Ahmehmet nodded and puffed his pipe. He inhaled and held the pipe out to Orient who politely refused, taking instead one of his own hand-wrapped cigarettes from his silver case. He placed the case on the table in front of Ahmehmet.
The small shopkeeper picked up the cigarette case and studied the mandala design on its surface.
Orient felt a nudge at the base of his brain and understood that Ahmehmet was establishing a rapport with the mandala design and entering a state of empathy with Orient’s consciousness.

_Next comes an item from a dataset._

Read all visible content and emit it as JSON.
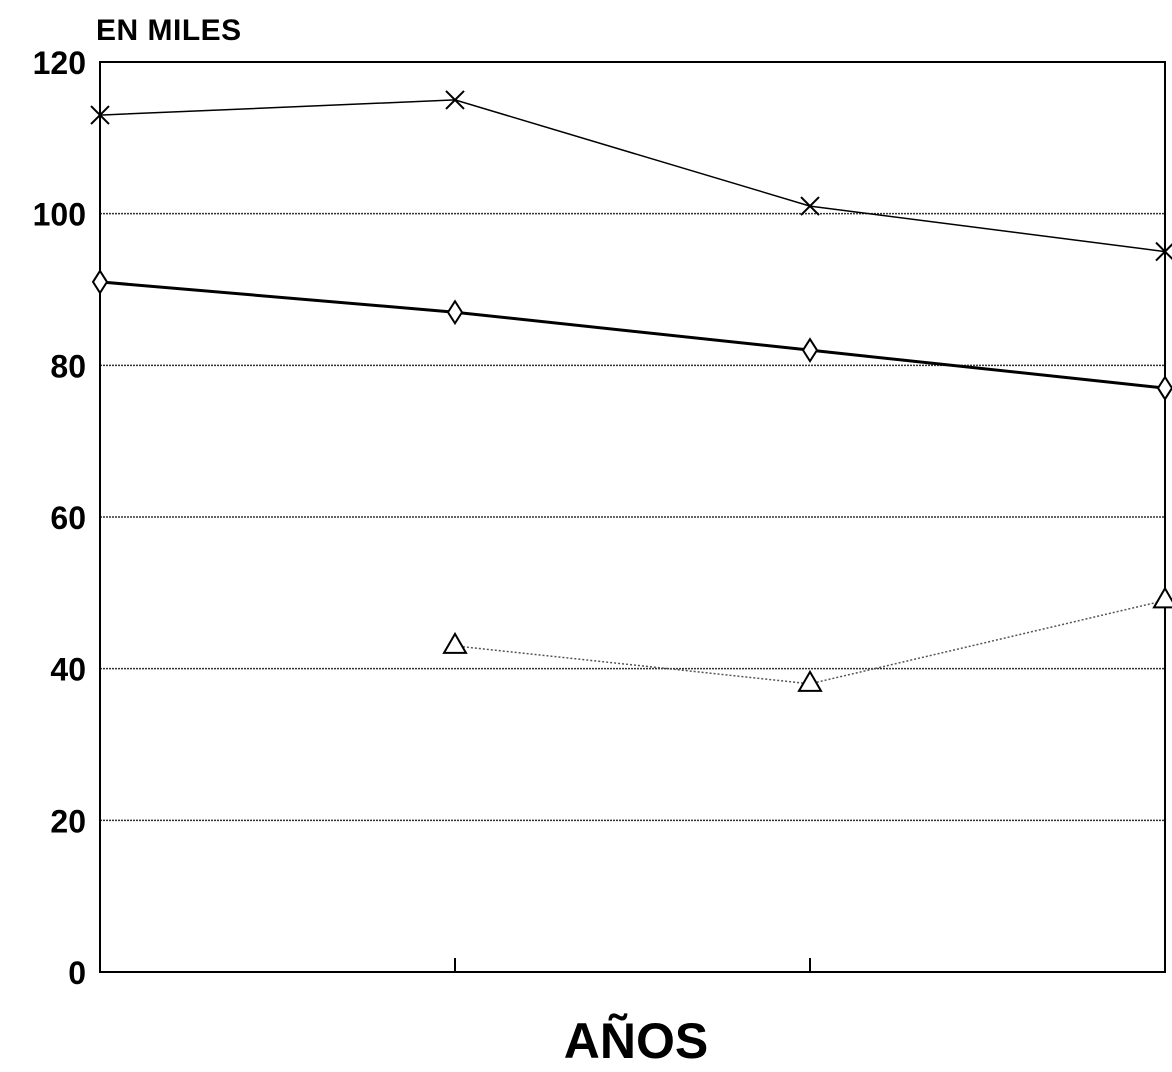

"You have been standing at the crossroads of your fate for a long time," Ahmehmet said softly. "Your karma and your work are intertwined. You must choose a path carefully or lose your direction. The choice will be yours. I can only give you tools to use for your quest. But you must cho
ose the direction yourself." With a sharp whiff he blew the hard, round ash of kif from the bowl of his pipe, sending the gray chunk rolling onto a plate. Then he took the clay bowl off the gold-circled wooden stem and cleaned it carefully. "This morning I have business in my shop," he said slowly. "Yousef will take you to Djemma el Fna. You should get to know the marketplace during your time with us." He picked up the silver cigarette case and handed it to Orient. "Do you know what Djemma el Fna means in the Berber tongue?"
Orient smiled. "It means Mosque of Rebirth."
Ahmehmet’s bony face creased into a grin. "So be it," he said. "Hamndullah."
"Hamndullah." Orient replied in Arabic. "Thank the God."
For the rest of the afternoon Orient wandered through the bustling maze of tunnels behind the square. Yousef walked by his side, letting Orient go where he wished but always nearby in case he was needed. "How old are you?" Orient asked, trying to overcome the boy’s shyness.
"I will be ten years," Yousef said impassively.
"Can you show me the way to the square, where the acrobats are?"
"Of course." Yousef stepped up his pace and turned a corner. He led Orient through a series of narrow paths to Djemma el Fna Square.
As they crossed the large tented market, the sounds of bells, flutes, tambourines, and drums rose in proportion to the amount of people and activity in the area. Orient followed Yousef through the gap between the rows of wooden stalls and found himself in the square, standing at the edge of the swirl of movement and noise. He stopped to watch a group of dancers, their beaded coats flapping and their bodies weaving in time to the cymbals and tambourines in their jerking hands; all perfectly attuned to each other’s minute variations on the basic pulse of rhythm.
Yousef grew impatient and started moving away from the circle around the dancers. Orient went with him through the knots of people watching the various performers.
As he passed a large ring of people, he saw a trio of bare-chested men. One man was balanced high on the shoulders of the other two, standing above the heads of the spectators. The three were balanced on the shoulders of three other men who were invisible on the ground behind the crowd.